The logo of the Korea Artificial Intelligence and Software Industry Association (KOSA) was highlighted alongside concerns that policies related to the handling of training data, which is a critical resource in the AI era, are not adequately reflecting the needs of the industry.
The KOSA’s Subcommittee for Hyper-Giant AI recently published a “Data Strategy Report for AI Industrial Transition” which includes such insights. KOSA noted, “Different industries require different types of data and processing standards. However, there is still a lack of effective institutional support that reflects these needs.” They further diagnosed that companies have to subjectively interpret the legal and ethical standards they must adhere to in the process of collecting and utilizing training data. This leads to various issues, including difficulties in data collection, deterioration of data quality, and delays in commercialization.
The report shared real-world challenges faced by AI companies. For instance, Company A, which uses medical imaging data, struggled to access data collaboratively because it was kept within specific institutions privately. They also noted the varying data export procedures by institutions, highlighting the need for standardization.
Company B faced issues with reduced object recognition accuracy while developing an AI model for industrial safety diagnostics using CCTV footage, due to de-identification of publicly available training data. They raised the necessity for conditional systems that allow the use of original data within private networks.
The report pointed out that the guidelines for AI training data processing are based on abstract principles, leading to ambiguity in interpretation during practical application. This results in companies taking a conservative approach. Additionally, the boundary between pseudonymized and anonymized information is unclear, leading to frequent cases where different organizations make different judgments on the same data.

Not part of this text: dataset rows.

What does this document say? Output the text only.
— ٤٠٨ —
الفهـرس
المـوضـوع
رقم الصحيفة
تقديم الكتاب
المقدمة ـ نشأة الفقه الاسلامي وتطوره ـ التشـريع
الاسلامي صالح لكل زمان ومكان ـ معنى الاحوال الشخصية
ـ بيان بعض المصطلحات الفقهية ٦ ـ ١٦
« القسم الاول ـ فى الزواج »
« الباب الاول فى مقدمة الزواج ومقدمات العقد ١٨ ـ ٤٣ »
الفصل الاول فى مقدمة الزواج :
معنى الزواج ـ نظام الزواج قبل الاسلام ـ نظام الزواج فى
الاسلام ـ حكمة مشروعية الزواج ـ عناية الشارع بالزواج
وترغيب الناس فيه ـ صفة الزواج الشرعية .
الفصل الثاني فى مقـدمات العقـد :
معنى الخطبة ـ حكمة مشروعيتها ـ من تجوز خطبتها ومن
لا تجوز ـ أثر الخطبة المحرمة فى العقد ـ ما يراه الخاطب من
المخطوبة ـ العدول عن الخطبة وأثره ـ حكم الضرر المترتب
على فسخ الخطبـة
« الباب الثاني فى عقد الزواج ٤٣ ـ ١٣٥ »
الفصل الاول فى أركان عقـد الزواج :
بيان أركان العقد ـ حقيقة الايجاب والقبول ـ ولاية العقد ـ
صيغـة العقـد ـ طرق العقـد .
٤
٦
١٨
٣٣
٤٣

Suggested policy improvements included: establishing detailed guidelines based on the data characteristics and usage purposes in various industries such as healthcare, finance, manufacturing, and distribution; creating an integrated, one-stop system that consolidates scattered guidelines from the Personal Information Protection Commission, Ministry of Health and Welfare, Financial Services Commission, etc.; providing specific case studies and judgment criteria that practitioners can easily understand and apply; and expanding regulatory sandboxes for AI training data utilization.
Joon-hee Cho, Chairman of the Korea Artificial Intelligence and Software Industry Association, emphasized the need for a game-changer strategy with a sense of crisis that AI transition is impossible without a data strategy.